Let \(w\) be a highest-priority hungry philosopher, i.e. a philosopher with no
hungry philosopher with priority higher than \(w\). (Note: \(w\) may be
the same as \(v\).)
All philosophers with priority higher than \(w\) are thinking. In the
next paragraph we show that either \(w\) gets all its forks and then transits
from hungry to eating, or the variant function decreases.
From the algorithm, a hungry philosopher \(w\) requests forks from its
neighbors. From the algorithm, \(w\) eventually gets forks from
all its lower priority neighbors. A higher priority neighbor \(x\) of
\(w\) is thinking. So when \(x\) gets a request for a fork from \(w\)
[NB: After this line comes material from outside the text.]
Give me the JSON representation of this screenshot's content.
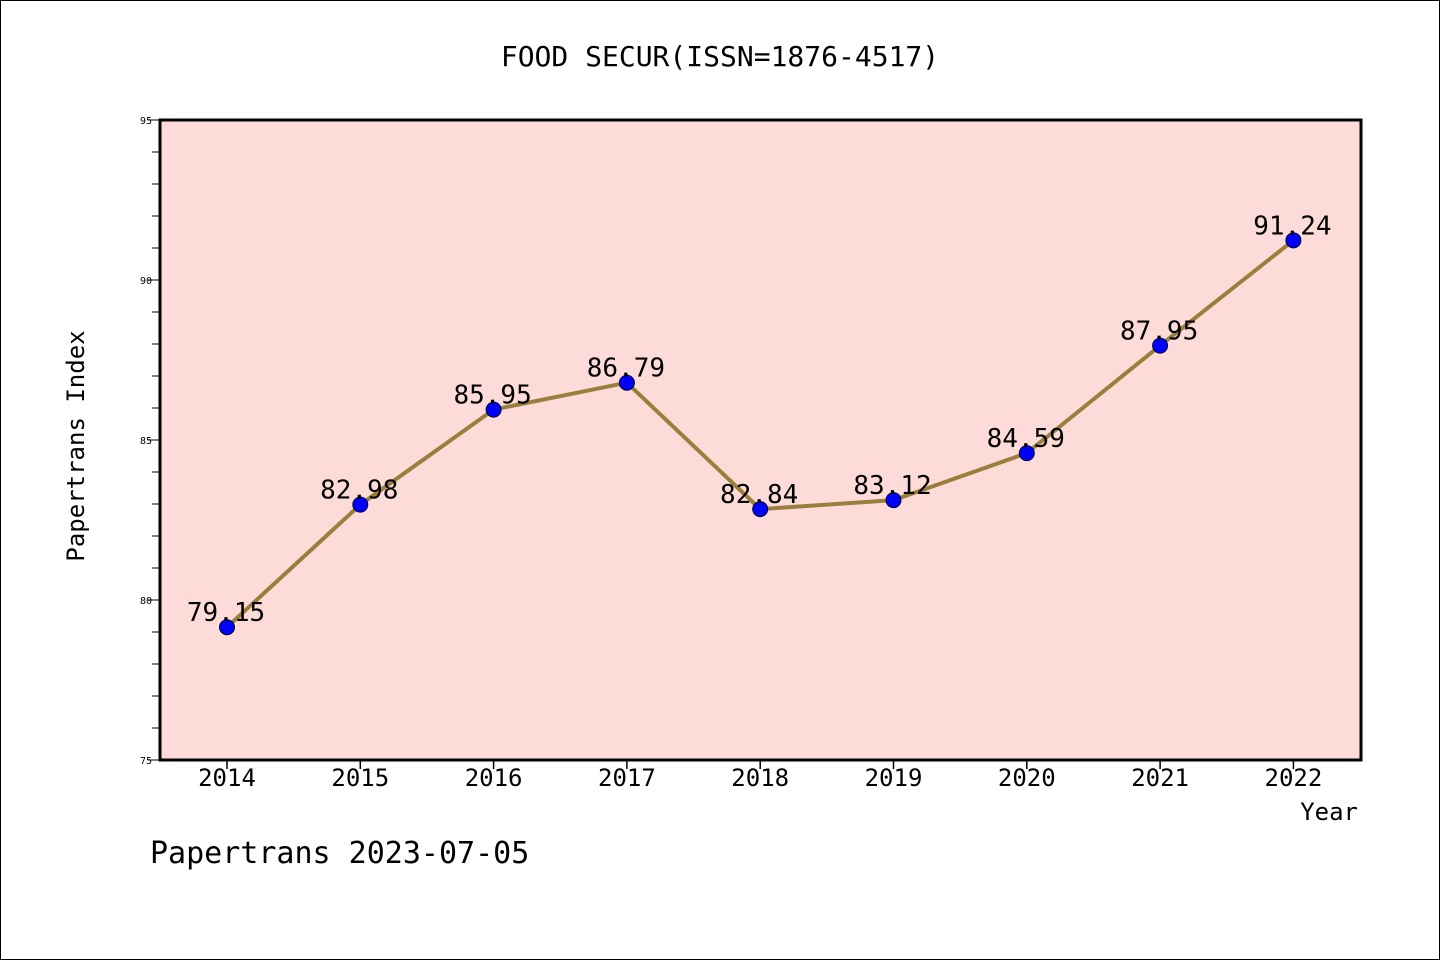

either (1) \(x\) sends the requested fork to \(w\) or (2) \(x\) transits from
thinking to hungry in which case the variant function \((nT, nH)\)
decreases.
Summary: Key Ideas of this Module
This module introduced the problem of distributed mutual exclusion;
showed how the good neighbor policy --- a winning agent reduces its
priority to be lower than all the agents that it competes with --
solves this conflict resolution problem; introduced tokens and what
agents know about other agents holding tokens; and showed a proof
pattern that is one of the most common patterns for proving progress.
Review
What is the meaning of mutual exclusion among neighboring
philosophers?
An invariant of the algorithm is that each token is in exactly one
place: an agent or a channel. How does this invariant help in
designing the algorithm?
An invariant of the algorithm is that the relative priorities among
agents forms a partial order --- the priority graph is acyclic. What
can go wrong if the priority graph has cycles?
An agent that has a request for a fork releases the fork if the fork
is dirty, and holds on to the fork if the fork is clean. What could
go wrong if an agent releases a fork when it gets a request,
regardless of whether the fork is clean or dirty?